The definition of a precinct:
A precinct is a geographically bound area of improved land that shares a common vision and benefits from the agglomerated value multiplier effect of governed operating principles upheld by the non-residential constituents.
Why have a definition?
The purpose of having a definition is to facilitate common understanding. The term ‘precinct’ is used widely and can be confusing. For example, a homeowner’s association without a significant non-residential constituents is simply a housing development. Whereas an organised high street of shops or a university campus and adjacent businesses can work together to increase visitation, innovation, and attractiveness of the precinct. The definition also ties the important criteria of vision and benefits of agglomeration.
‘Precinct’ can be used interchangeably with ‘district’.
A successful precinct must have good governance.
Good governance includes:
A shared vision and objectives of the precinct
A structure for issue escalation & the forums that meet and decide/ endorse,
The information management to support decision makers,
The independent assurance for objectivity and transparency on investments and alignment with objectives,
The artefacts that articulate policy,
The precinct managers that support decision making, and
The actors / roles, stakeholders, and community that represent the precinct. Precinct governance is not a static or fixed concept.
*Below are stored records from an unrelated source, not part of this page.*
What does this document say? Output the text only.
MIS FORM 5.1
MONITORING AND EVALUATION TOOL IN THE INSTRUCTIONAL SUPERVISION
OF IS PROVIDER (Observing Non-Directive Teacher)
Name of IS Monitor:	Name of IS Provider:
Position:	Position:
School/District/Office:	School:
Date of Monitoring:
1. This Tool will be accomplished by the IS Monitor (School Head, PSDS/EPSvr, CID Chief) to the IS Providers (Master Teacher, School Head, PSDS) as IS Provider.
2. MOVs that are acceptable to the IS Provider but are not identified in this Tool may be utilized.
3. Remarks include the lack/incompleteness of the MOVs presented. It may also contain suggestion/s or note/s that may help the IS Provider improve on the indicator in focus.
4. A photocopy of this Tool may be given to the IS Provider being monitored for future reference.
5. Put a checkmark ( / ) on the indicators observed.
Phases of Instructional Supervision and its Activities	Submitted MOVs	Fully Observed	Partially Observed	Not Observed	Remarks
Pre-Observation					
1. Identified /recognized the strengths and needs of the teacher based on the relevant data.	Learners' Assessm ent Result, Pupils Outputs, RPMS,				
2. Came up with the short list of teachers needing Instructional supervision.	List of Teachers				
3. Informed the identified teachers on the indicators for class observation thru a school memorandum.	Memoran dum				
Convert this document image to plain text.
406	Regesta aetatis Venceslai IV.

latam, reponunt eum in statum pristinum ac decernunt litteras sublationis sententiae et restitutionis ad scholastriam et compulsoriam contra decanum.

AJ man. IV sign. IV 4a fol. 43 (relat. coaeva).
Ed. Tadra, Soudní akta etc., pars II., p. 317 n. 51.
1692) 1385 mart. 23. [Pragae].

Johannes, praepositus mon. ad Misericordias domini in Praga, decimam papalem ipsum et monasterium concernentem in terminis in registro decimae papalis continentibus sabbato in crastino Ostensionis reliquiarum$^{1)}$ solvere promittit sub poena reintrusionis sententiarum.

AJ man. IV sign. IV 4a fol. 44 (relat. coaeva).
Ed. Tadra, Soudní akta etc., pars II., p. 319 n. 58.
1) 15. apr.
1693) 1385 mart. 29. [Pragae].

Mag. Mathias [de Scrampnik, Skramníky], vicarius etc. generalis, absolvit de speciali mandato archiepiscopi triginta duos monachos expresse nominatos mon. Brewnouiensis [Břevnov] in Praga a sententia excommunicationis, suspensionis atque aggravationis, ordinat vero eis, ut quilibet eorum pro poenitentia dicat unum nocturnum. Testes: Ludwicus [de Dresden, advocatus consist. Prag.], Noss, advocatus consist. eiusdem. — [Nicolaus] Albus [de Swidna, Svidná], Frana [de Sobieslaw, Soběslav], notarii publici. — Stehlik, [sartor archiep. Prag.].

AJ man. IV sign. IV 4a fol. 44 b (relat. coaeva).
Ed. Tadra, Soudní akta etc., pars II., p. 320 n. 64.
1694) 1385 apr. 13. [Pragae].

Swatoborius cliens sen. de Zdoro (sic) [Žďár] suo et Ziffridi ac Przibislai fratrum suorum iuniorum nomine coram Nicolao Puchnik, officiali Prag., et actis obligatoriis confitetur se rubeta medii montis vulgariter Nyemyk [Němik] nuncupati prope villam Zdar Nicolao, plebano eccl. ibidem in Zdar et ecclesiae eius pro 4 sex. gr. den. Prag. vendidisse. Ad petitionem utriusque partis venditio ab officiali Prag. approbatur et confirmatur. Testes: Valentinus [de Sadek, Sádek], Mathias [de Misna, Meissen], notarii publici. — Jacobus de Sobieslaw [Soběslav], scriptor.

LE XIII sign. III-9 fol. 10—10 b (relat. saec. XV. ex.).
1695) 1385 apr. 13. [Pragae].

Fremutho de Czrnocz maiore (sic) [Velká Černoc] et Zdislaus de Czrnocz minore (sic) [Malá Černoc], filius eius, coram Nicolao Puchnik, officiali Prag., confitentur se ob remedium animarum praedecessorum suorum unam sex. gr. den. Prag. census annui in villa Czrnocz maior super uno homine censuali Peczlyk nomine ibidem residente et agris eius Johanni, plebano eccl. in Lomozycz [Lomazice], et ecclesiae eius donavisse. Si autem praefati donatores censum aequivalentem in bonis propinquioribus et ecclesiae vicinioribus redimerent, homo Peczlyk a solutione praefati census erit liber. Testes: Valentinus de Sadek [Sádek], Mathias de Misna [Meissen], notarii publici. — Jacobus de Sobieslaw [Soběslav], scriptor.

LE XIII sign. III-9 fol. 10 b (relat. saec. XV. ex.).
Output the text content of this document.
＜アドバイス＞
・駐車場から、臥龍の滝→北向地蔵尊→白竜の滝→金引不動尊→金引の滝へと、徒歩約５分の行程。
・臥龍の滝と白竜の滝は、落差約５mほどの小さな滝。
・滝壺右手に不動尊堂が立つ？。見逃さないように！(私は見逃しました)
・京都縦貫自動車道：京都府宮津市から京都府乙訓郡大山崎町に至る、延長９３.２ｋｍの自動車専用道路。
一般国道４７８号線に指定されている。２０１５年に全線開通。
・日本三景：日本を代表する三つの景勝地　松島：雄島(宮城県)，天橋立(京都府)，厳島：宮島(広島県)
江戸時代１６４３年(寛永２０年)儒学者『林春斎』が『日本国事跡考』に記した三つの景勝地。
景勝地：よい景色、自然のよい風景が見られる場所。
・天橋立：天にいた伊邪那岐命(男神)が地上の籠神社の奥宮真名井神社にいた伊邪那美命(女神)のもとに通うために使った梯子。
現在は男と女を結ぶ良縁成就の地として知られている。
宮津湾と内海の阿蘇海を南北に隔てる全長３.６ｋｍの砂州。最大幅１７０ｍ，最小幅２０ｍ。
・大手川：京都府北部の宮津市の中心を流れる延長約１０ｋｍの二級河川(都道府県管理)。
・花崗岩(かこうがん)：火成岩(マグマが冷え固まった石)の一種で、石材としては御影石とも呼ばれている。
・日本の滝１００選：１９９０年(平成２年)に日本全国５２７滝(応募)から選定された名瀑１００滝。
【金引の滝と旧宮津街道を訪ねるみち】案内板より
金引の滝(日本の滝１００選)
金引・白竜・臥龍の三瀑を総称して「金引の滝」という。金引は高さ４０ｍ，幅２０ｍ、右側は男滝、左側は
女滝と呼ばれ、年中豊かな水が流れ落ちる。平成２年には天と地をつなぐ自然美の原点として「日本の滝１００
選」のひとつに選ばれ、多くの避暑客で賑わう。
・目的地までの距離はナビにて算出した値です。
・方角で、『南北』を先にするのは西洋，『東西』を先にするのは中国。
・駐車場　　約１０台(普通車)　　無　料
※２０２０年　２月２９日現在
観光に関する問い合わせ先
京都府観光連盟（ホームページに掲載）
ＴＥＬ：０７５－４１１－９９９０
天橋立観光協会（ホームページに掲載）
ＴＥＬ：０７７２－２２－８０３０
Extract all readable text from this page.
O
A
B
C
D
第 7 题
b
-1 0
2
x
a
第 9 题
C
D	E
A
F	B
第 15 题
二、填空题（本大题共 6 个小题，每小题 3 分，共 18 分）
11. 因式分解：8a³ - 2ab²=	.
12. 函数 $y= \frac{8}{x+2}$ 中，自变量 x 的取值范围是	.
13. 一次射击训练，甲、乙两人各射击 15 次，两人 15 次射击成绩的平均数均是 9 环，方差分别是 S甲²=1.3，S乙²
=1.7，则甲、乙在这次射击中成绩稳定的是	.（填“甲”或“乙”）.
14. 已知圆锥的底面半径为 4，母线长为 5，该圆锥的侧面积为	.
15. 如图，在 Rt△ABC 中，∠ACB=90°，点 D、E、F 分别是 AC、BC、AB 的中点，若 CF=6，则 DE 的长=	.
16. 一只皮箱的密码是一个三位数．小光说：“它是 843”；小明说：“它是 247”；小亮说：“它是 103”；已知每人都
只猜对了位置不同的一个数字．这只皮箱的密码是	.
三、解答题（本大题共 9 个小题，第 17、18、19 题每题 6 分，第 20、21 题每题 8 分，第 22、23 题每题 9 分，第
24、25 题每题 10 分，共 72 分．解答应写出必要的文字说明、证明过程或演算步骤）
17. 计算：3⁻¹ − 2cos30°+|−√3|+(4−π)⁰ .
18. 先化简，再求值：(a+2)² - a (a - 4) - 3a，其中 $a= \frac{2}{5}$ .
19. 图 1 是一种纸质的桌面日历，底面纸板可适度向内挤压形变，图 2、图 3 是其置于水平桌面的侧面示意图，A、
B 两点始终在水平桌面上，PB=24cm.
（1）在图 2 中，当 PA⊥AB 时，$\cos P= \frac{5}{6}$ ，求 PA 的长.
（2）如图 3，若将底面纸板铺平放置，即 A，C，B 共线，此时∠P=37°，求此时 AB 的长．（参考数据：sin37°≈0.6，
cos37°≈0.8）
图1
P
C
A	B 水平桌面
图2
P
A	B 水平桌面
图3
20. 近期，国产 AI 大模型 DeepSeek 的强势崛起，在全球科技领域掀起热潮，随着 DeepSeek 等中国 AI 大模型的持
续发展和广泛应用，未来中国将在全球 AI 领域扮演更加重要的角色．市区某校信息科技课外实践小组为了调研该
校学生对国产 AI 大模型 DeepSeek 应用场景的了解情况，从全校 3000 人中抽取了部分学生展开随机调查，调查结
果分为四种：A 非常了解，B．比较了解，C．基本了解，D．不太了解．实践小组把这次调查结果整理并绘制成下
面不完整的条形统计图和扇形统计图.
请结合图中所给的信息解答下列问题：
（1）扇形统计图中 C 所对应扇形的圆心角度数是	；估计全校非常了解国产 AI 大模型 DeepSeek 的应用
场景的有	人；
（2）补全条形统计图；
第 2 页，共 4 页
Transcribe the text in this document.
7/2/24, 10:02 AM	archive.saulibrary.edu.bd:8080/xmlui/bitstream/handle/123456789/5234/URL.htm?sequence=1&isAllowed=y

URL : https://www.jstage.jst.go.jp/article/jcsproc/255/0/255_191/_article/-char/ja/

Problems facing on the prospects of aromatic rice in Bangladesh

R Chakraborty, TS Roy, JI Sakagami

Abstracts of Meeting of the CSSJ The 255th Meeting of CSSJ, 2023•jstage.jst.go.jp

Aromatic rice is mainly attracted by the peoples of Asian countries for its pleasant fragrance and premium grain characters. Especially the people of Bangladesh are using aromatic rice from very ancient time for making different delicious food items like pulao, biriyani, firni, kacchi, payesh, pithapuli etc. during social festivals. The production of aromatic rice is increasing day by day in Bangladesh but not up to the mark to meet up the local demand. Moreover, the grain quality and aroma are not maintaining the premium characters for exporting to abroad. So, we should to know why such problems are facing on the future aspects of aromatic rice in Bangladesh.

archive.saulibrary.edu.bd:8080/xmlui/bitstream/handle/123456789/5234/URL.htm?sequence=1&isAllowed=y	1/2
It is dynamic and evolving, requiring regular monitoring and adaptation to changing circumstances and emerging opportunities. Precinct governance is not an isolated endeavour and always involves people from diverse professional and personal origins.
Invest in good governance
A good precinct has the benefit of an enduring multiplier effect on that geographic location. An enduring multiplier is a continuous improvement to the things that are the precinct; the quality of the environment, the value of the land, curation of experience, the success of the businesses, and the overall enjoyment of the place by residents and visitors. Calling an area of a city a precinct does not guarantee this benefit. The benefit is a product of sound investment decisions by an organisation behind the precinct that makes it possible (including the funding to make the organisation itself possible.) The governance of that organisation is a framework of the way in which all decisions are made.
Defining for ourselves what good looks like sets the light on the hill that we can use to navigate and reduce the number of prescribed rules and legislation. To do this we synthesise what we learn and recalibrate as an industry. This way all ships rise with the tide.
Precinct governance is not a recipe, it’s a system of ingredients that enable good decision making, a framework.
Precincts are dynamic organisations of people and place. Precincts exist in a myriad of forms, they include many different stakeholders, they curate different experiences for their inhabitants and visitors. Precincts also endure levels of success or decline. Good governance sustains the vision and resilience of a precinct.